After Union troops had won the Civil War in 1865, many veterans were suffering from conditions that would be diagnosed today as post-traumatic stress disorder. In order to take care of these people, a good deal of psychiatric hospitals was built and opened over the next decades in numerous places all over the country. Athens, OH, was such a place. Opened in 1874, the “Athens Lunatic Asylum” (don't worry, the name was changed) housed about 200 patients in the beginning. In later decades, the numbers would go as high as 2,000 people, resulting in a patient-nurse ratio of about 50:1. Of course, the initially relatively good conditions declined with increasing patient numbers. And whereas therapeutical methods are said to have been very careful and humane in the beginning, the early 1900s inaugurated the time when doctors believed in the success of water treatment, electro shock therapy, and lobotomies. Cruel as these methods seem from our perspective today, I’d be careful to judge the people who made use of them. They were doctors, using methods that were scientifically believed to help. Sadly, these methods might have damaged more brains and killed more people than they have actually helped. You can read a lot of the place’s history on the website that I have read before going to The Ridges. I’m not sure about its historical accuracy, but I think it’s mostly reliable, and definitively an informative read with some good pictures.
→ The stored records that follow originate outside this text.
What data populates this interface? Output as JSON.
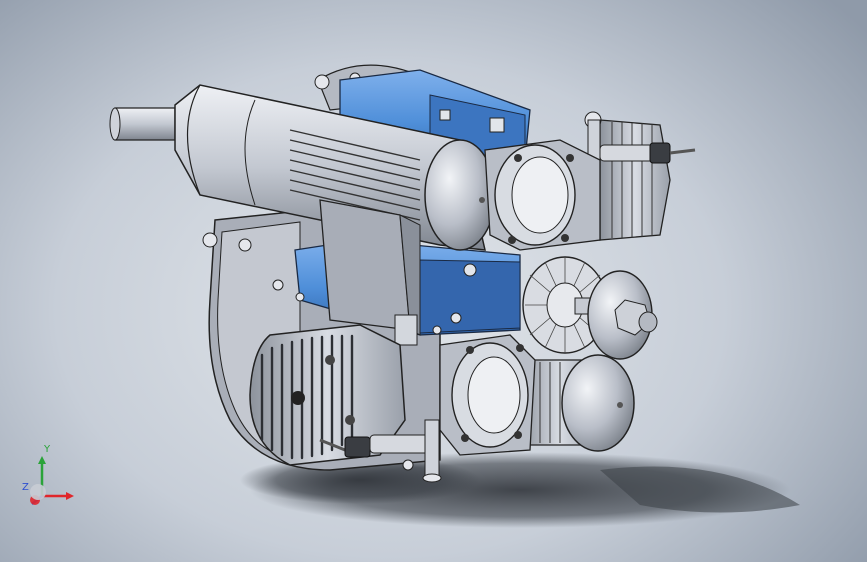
{
  "viewport": {
    "background_top": "#c9d0d9",
    "background_center": "#e2e6ea",
    "background_edge": "#8f9aa9"
  },
  "colors": {
    "metal_light": "#dcdfe6",
    "metal_mid": "#b7bcc7",
    "metal_dark": "#7c818b",
    "blue_part": "#4f8fd9",
    "blue_dark": "#2e62a8",
    "edge": "#222222",
    "shadow": "#3a3f46"
  },
  "triad": {
    "y_label": "Y",
    "z_label": "Z",
    "x_color": "#e0262b",
    "y_color": "#2aa339",
    "z_color": "#2d4fd0"
  },
  "model": {
    "icon": "engine-model",
    "parts": [
      "exhaust-muffler",
      "cylinder-upper",
      "cylinder-lower",
      "crankcase",
      "mount-plate",
      "propeller-hub",
      "spark-plug-upper",
      "spark-plug-lower"
    ]
  }
}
Anyway, I wanted to go there, and Sophia was interested in joining me, so we went together. Since almost the entire complex is used by the university today, we didn’t find much of the decay that you’d expect on an old mental institution. However, the main building is quite impressive, and the huge barred windows on the east and west wings still remind you of its history. We found only one of the two or three adjacent graveyards where, all in all, some 2,000 men and women are buried. The entire complex made me curious about all these 2,000 stories. It would be interesting to know the ratio of people who died of natural causes in comparison to those who died as a result of their respective treatments.